This is a new role that I am currently exploring for myself. The idea emerged from a recent era analysis I was doing as part of curating work examples from more than 30 years of professional practice.

This is a screen cap from my portfolio of the timeline I finally came up with as a means to summarize my work experience and industrial design influences. The unique work groups and teams at The Second City (accounts producer, 1998 to 2000) and Core77 (collaborator, clogger, content strategist 02.2006-10.2006) were as influential as any graduate design program or research university.
At Ymmärrys ry, our purpose for registering our non-profit association of creative practitioners from the visual arts and design fields is to contribute to the acceleration of societal transformation towards an environmentally neutral yet industrialized society that reflects the values and wellbeing needs of the disadvantaged. Therefore, our projects are designed to meet the higher order goals of interactions, systems, environments (see Buchanan’s four orders of design), as well as provide the artefacts of first and second orders of design such as symbology, graphics, and products.
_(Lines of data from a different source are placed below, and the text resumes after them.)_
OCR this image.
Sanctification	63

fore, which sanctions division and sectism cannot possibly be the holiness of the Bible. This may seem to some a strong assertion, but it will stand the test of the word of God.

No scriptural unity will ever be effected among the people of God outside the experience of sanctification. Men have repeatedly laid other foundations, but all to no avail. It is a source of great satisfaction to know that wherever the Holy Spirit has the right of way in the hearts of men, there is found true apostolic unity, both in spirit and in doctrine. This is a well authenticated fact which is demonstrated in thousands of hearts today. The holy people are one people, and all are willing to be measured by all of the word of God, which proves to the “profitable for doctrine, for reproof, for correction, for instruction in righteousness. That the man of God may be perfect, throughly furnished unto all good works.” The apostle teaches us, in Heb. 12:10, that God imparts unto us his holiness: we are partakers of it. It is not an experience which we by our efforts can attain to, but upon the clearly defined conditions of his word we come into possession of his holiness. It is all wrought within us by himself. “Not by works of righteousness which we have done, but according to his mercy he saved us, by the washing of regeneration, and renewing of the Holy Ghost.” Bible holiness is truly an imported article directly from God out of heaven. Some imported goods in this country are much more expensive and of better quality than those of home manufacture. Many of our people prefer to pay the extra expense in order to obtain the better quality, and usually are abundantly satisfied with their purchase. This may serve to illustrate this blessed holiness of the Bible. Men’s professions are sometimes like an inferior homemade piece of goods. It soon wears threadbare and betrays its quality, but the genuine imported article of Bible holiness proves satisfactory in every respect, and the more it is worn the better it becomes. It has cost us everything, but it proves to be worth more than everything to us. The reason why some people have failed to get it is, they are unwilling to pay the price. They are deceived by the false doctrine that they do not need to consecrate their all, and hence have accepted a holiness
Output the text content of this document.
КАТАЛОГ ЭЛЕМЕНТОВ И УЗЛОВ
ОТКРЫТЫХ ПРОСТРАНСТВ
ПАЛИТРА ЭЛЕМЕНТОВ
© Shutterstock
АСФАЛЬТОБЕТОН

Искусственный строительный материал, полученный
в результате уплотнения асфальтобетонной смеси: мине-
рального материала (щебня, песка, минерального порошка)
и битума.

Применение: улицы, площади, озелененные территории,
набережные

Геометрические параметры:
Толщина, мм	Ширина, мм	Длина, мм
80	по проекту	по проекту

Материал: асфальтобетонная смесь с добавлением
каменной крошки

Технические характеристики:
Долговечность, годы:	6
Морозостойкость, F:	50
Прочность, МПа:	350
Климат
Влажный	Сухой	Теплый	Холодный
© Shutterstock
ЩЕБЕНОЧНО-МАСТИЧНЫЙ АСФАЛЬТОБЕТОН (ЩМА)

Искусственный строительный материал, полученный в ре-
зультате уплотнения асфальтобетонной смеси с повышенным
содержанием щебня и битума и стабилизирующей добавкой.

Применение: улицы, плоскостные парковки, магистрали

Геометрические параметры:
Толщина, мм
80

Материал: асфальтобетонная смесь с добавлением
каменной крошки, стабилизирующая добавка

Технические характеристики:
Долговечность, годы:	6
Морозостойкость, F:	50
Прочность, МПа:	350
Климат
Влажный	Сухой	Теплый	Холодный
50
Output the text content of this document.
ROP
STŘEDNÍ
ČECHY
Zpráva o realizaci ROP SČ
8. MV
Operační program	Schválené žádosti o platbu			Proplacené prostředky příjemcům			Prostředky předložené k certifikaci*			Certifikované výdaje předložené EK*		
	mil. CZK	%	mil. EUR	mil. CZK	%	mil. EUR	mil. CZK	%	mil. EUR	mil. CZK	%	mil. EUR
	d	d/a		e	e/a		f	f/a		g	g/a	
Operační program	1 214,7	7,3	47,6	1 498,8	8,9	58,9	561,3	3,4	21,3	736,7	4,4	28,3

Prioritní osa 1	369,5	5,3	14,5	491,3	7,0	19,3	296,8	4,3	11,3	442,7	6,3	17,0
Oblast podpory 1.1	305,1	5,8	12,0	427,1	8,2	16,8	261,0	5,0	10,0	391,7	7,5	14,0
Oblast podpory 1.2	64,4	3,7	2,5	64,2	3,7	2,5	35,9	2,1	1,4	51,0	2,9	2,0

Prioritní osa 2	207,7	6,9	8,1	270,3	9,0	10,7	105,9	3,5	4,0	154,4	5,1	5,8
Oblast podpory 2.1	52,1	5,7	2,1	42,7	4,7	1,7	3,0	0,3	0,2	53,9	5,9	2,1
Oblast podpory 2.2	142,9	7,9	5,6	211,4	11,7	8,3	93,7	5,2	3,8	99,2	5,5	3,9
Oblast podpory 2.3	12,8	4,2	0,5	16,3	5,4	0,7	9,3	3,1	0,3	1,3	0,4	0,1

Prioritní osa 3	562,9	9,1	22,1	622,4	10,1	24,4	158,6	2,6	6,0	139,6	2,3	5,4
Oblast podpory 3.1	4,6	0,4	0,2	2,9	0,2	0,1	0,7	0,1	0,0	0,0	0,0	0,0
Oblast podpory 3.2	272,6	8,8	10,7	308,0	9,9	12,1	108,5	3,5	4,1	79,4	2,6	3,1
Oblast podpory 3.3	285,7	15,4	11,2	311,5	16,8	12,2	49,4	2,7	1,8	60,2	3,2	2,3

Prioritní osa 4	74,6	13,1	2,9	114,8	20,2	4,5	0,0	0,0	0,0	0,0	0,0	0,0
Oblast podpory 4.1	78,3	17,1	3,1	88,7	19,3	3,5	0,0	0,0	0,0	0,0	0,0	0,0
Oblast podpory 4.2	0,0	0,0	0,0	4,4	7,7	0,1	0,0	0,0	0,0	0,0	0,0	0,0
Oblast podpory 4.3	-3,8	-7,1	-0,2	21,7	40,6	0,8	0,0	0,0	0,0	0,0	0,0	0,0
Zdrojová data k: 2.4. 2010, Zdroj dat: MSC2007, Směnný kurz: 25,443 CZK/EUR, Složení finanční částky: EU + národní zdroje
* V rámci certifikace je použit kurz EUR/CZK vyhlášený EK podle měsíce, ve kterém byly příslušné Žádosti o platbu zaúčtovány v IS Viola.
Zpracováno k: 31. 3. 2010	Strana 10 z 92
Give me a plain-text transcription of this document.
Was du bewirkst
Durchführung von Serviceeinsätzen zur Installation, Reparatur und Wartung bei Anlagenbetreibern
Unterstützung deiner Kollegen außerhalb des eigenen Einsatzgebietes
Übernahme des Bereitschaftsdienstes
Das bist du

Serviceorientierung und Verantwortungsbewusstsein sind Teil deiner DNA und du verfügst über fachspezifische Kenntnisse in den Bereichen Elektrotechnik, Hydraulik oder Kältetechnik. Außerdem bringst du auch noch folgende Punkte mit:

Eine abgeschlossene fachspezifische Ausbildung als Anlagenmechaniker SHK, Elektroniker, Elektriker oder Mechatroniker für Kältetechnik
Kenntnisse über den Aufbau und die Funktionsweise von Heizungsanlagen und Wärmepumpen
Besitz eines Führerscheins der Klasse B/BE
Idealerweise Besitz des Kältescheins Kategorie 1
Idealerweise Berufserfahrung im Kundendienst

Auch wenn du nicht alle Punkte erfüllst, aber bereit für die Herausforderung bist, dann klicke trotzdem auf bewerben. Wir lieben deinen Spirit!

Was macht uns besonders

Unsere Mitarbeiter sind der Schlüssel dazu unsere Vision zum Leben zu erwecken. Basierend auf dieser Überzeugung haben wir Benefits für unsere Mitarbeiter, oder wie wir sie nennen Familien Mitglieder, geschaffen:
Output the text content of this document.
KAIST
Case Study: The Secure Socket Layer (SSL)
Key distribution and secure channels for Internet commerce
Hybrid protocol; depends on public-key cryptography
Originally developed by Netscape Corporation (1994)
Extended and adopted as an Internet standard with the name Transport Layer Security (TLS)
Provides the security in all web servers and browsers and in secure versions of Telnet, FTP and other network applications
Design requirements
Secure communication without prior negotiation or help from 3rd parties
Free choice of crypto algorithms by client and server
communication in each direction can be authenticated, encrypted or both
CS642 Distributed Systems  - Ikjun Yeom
Design can thus be said to be an accelerant – one step removed from the direct object of its practice. In human centered or user centered design this direct object is traditionally the human user at the center. When designing for acceleration, what robustly scales is skills development that fosters agency and capacity for creative expression as a means to experiment and make changes to existing practices as a means to enhance one’s own resilience to shocks and sustain revenues in fallow times.